Routarde

Dernier ajout : 22 avril 2013.

Julie Montagard
Une routarde au Vietnam

Titre exact : Routarde au viêt nam, une : rencontres
Catégorie : Non classés
Date de parution : 1er octobre 2012
Éditeur : Harmattan
ISBN : 9782296991699

Journaliste, Julie Montagard nous raconte son voyage au Vietnam, du delta du Mékong à la frontière chinoise : un enchantement permanent qu’elle nous fait partager, la vie quotidienne d’une routarde avec ses longs trajets en bus et en moto où l’on croise des buffles sur le retour, ses rencontres imprévues, tous ses contacts authentiques, ses joies simples, véritables élans de fraternité malgré l’absence de langue commune mais grâce au langage des sourires, ses gargottes et restos-trottoirs où l’on avale un pho, un riz au porc ou une soupe au lait de coco..

Notre routarde sait nous parler du peuple vietnamien, accueillant et chaleureux, tendu vers l’objectif de faire du Vietnam un pays développé et riche. Paradoxe, les Vietnamiens ont vaincu la première puissance du monde mais ils éprouvent des difficultés à indiquer le chemin quand on le leur demande ! Et, si Julie Montagard ne comprend pas que les Vietnamiennes s’étonnent qu’elle ne se protège pas du soleil, elle comprend très bien que les étrangers payent plus cher leur billet pour un musée ou un bateau car c’est l’Etat qui en subventionne une grosse partie.

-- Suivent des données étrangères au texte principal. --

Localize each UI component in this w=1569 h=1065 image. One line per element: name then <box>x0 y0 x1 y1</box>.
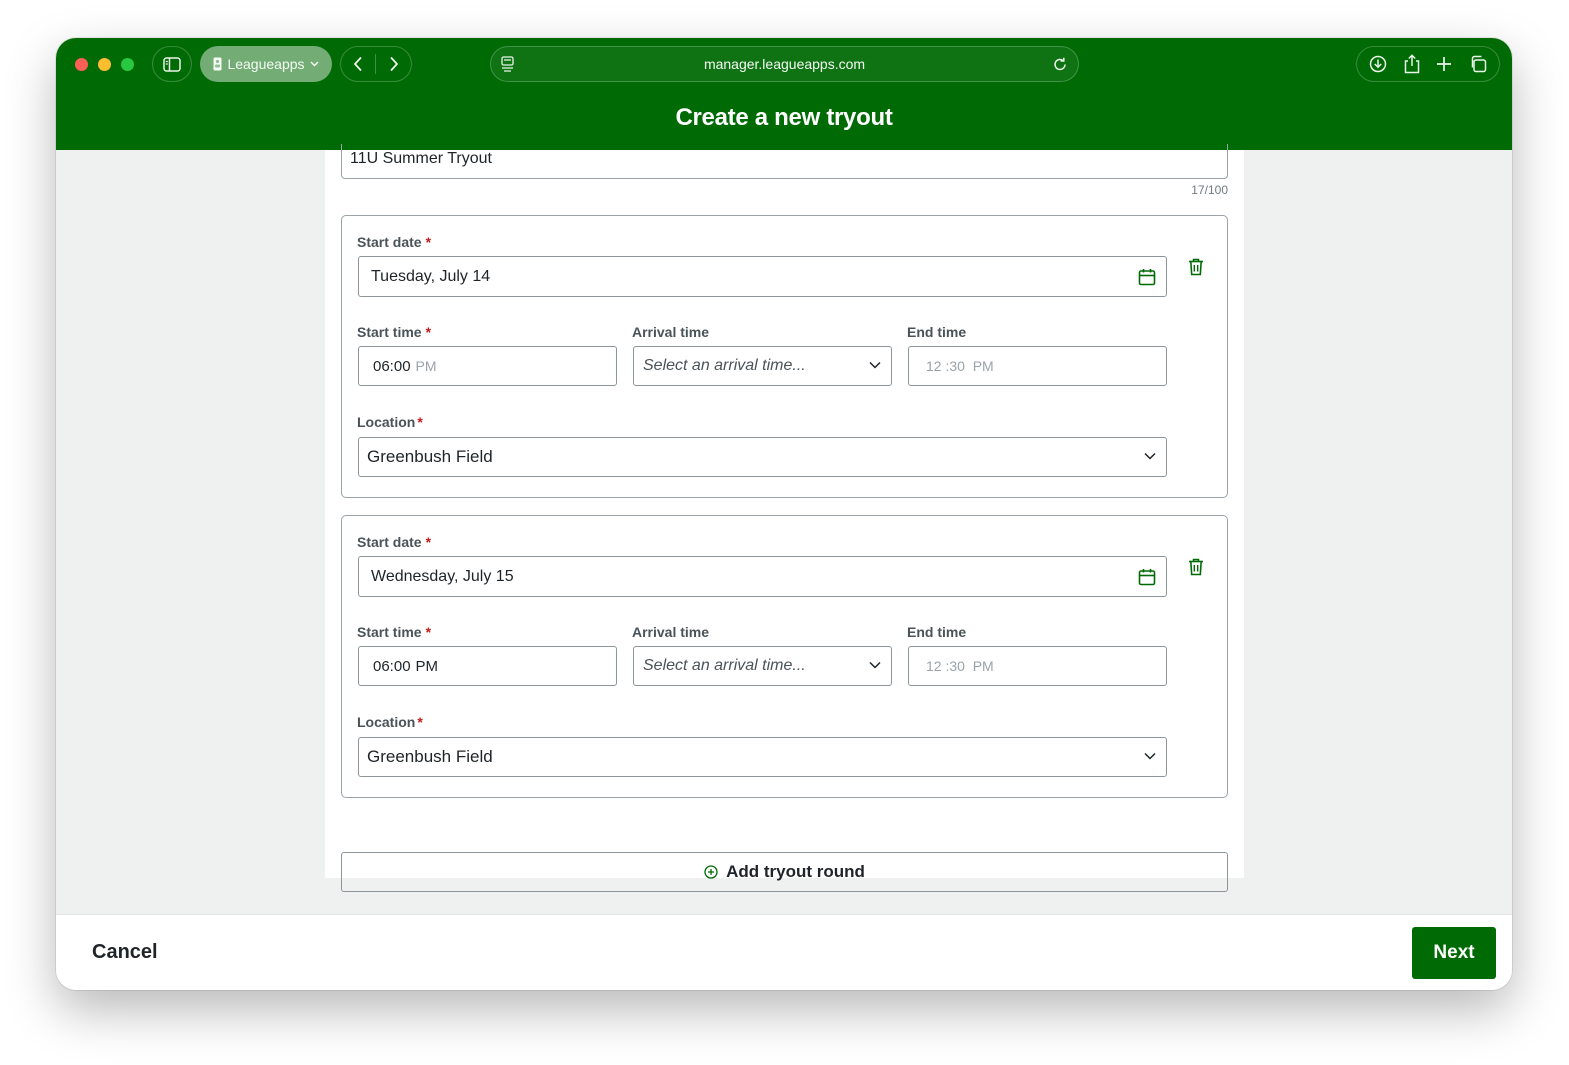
start-time-ampm: PM <box>415 657 439 675</box>
location-label: Location * <box>357 714 423 730</box>
start-time-input[interactable]: 06:00 PM <box>358 646 617 686</box>
tryout-form: 11U Summer Tryout 17/100 Start date * Tue… <box>325 144 1244 892</box>
zoom-window-button[interactable] <box>121 58 134 71</box>
required-mark: * <box>425 324 432 340</box>
end-time-label: End time <box>907 324 967 340</box>
chevron-down-icon <box>1144 752 1156 760</box>
calendar-icon[interactable] <box>1138 568 1156 586</box>
arrival-time-label: Arrival time <box>632 324 710 340</box>
required-mark: * <box>425 624 432 640</box>
arrival-time-select[interactable]: Select an arrival time... <box>633 646 892 686</box>
arrival-time-placeholder: Select an arrival time... <box>643 357 806 374</box>
plus-icon[interactable] <box>1436 56 1452 72</box>
required-mark: * <box>417 714 423 730</box>
tryout-name-input[interactable]: 11U Summer Tryout <box>341 144 1228 179</box>
arrival-time-placeholder: Select an arrival time... <box>643 657 806 674</box>
location-value: Greenbush Field <box>367 747 493 766</box>
end-time-value: 12 :30 PM <box>926 358 994 374</box>
start-time-value: 06:00 <box>373 357 411 375</box>
browser-toolbar: Leagueapps manager.leagueapps.com Create… <box>56 38 1512 150</box>
chevron-down-icon <box>869 661 881 669</box>
start-date-input[interactable]: Wednesday, July 15 <box>358 556 1167 597</box>
end-time-input[interactable]: 12 :30 PM <box>908 646 1167 686</box>
add-tryout-round-label: Add tryout round <box>726 862 865 881</box>
page-title: Create a new tryout <box>675 104 893 131</box>
location-select[interactable]: Greenbush Field <box>358 737 1167 777</box>
start-date-input[interactable]: Tuesday, July 14 <box>358 256 1167 297</box>
add-tryout-round-button[interactable]: Add tryout round <box>341 852 1228 892</box>
label-text: Start date <box>357 234 422 250</box>
back-icon[interactable] <box>353 56 363 72</box>
start-date-label: Start date * <box>357 234 431 250</box>
arrival-time-label: Arrival time <box>632 624 710 640</box>
calendar-icon[interactable] <box>1138 268 1156 286</box>
start-time-value: 06:00 <box>373 657 411 675</box>
next-button[interactable]: Next <box>1412 927 1496 979</box>
address-bar[interactable]: manager.leagueapps.com <box>490 46 1079 82</box>
browser-window: Leagueapps manager.leagueapps.com Create… <box>56 38 1512 990</box>
sidebar-icon <box>163 56 181 72</box>
end-time-label: End time <box>907 624 967 640</box>
start-time-label: Start time * <box>357 624 431 640</box>
navigation-buttons <box>340 46 412 82</box>
minimize-window-button[interactable] <box>98 58 111 71</box>
footer-bar: Cancel Next <box>56 914 1512 990</box>
start-time-input[interactable]: 06:00 PM <box>358 346 617 386</box>
required-mark: * <box>425 234 432 250</box>
location-select[interactable]: Greenbush Field <box>358 437 1167 477</box>
sidebar-toggle-button[interactable] <box>152 46 192 82</box>
start-time-ampm: PM <box>415 358 437 374</box>
profile-label: Leagueapps <box>227 56 305 72</box>
add-circle-icon <box>704 865 718 879</box>
trash-icon[interactable] <box>1188 558 1204 576</box>
start-date-value: Wednesday, July 15 <box>371 567 514 585</box>
start-date-value: Tuesday, July 14 <box>371 267 491 285</box>
label-text: Start time <box>357 324 422 340</box>
arrival-time-select[interactable]: Select an arrival time... <box>633 346 892 386</box>
tabs-icon[interactable] <box>1469 55 1487 73</box>
trash-icon[interactable] <box>1188 258 1204 276</box>
chevron-down-icon <box>310 61 319 67</box>
download-icon[interactable] <box>1369 55 1387 73</box>
nav-separator <box>375 54 377 74</box>
label-text: Location <box>357 414 416 430</box>
location-label: Location * <box>357 414 423 430</box>
end-time-value: 12 :30 PM <box>926 658 994 674</box>
end-time-input[interactable]: 12 :30 PM <box>908 346 1167 386</box>
toolbar-actions <box>1356 46 1500 82</box>
tryout-round-card: Start date * Wednesday, July 15 Start tim… <box>341 515 1228 798</box>
label-text: Start date <box>357 534 422 550</box>
chevron-down-icon <box>869 361 881 369</box>
close-window-button[interactable] <box>75 58 88 71</box>
location-value: Greenbush Field <box>367 447 493 466</box>
profile-tab-group-button[interactable]: Leagueapps <box>200 46 332 82</box>
url-text: manager.leagueapps.com <box>703 56 866 72</box>
required-mark: * <box>417 414 423 430</box>
site-icon[interactable] <box>501 56 515 72</box>
cancel-button[interactable]: Cancel <box>92 941 158 964</box>
reload-icon[interactable] <box>1052 56 1068 72</box>
character-counter: 17/100 <box>1191 183 1228 197</box>
share-icon[interactable] <box>1404 54 1420 74</box>
required-mark: * <box>425 534 432 550</box>
tryout-round-card: Start date * Tuesday, July 14 Start time *… <box>341 215 1228 498</box>
forward-icon[interactable] <box>389 56 399 72</box>
label-text: Location <box>357 714 416 730</box>
chevron-down-icon <box>1144 452 1156 460</box>
start-date-label: Start date * <box>357 534 431 550</box>
start-time-label: Start time * <box>357 324 431 340</box>
label-text: Start time <box>357 624 422 640</box>
person-icon <box>213 57 222 71</box>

La modernité et le développement côtoient la tradition. Il y a ces motos et ces artères qu’elle ne sait pas comment traverser, tous ces portables, les cybercafés mais aussi les chapeaux coniques de ces femmes qui parcourent les rues en sautillant sous le poids de la palanche, le culte des ancêtres avec ses autels dans chaque maison, les marchés traditionnels.

Le passé tragique est bien présent quand elle nous parle de l’Agent orange qui, plus de 35 ans après la fin de la guerre, tue encore. Et avec ces femmes rencontrées dans un musée à Ho Chi Minh Ville qui ont combattu dans les rangs du Vietminh et du Vietcong pour la la liberté et l’indépendance nationale, l’une d’entre elles ayant passé onze ans à Poulo Condor dans le sinistre bagne, français puis américain.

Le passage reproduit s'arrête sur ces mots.